BIANCA DORSO. George & Lily in the Studio
Sometimes you just have to take a day off and deal with stuff. The plumber, the bedroom door that sticks, the pictures on the floor that need to be hung, all those unpacked boxes. So you decide to focus on what’s in front of you. You make coffee, you post a poem, you answer the door. It’s your neighbor.
“You’re home,” he says, stating the obvious with alarm and suspicion. I explain about having to do things. I don’t mention the poem, which I’ve sort of forgotten about. I invite him in. He asks if I am unhappy, sick, upset, disoriented, in pain. I respond in the negative repeatedly. I protest I am fine.
“It’s the commute, isn’t it,” he observes, still searching. I decide to give him this and admit as how I did try taking Coldwater Canyon the day before. He belts out an oath, like he’s Professor Plum in the Library, brandishing a Candlestick. Mystery solved.
“NEVER TAKE COLDWATER,” he admonishes me. “THAT’S INSANE.”

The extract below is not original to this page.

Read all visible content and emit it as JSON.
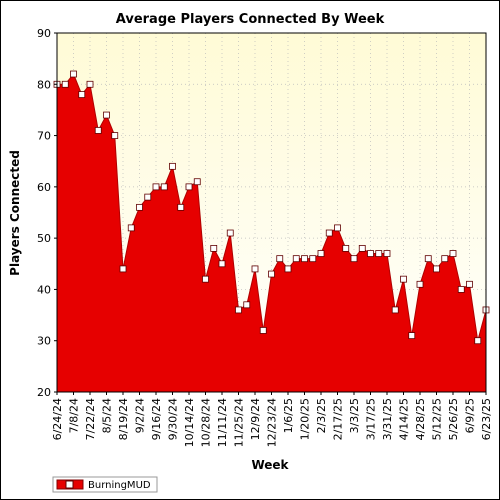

In retrospect I confess it was a bad idea, even more so once I saw the line of cars bumper to bumper attempting to navigate that impossible route, but I feel defensive. “You didn’t tell me,” I point out.
“YOU DIDN’T ASK,” he replies, which is true enough. I suggest there was something up with yesterday’s rush hour. The fog, I offer. My neighbor gives me a look. We both know all it takes is a traffic light out in Malibu to shut down everything east of the 405. The butterfly effect, but you only need one poor fool trying to make a left onto Outpost from Mulholland before 10 am.
The emails and texts don’t start pouring in til later. Are you okay? I remember the poem that poured out of my pen in the middle of the night. I realize I probably shouldn’t post everything that comes in that way. Writing is therapy as Graham Greene (1904-1991) once observed and then wondered what people who didn’t write or compose or paint did to manage their feelings. I can think of a few answers to that question, but none of them appeal to me at the moment.
The plumber finishes, the pictures get hung, a box gets unpacked. All is well. And I will never ever again try taking Coldwater Canyon to get to the other side of the hills.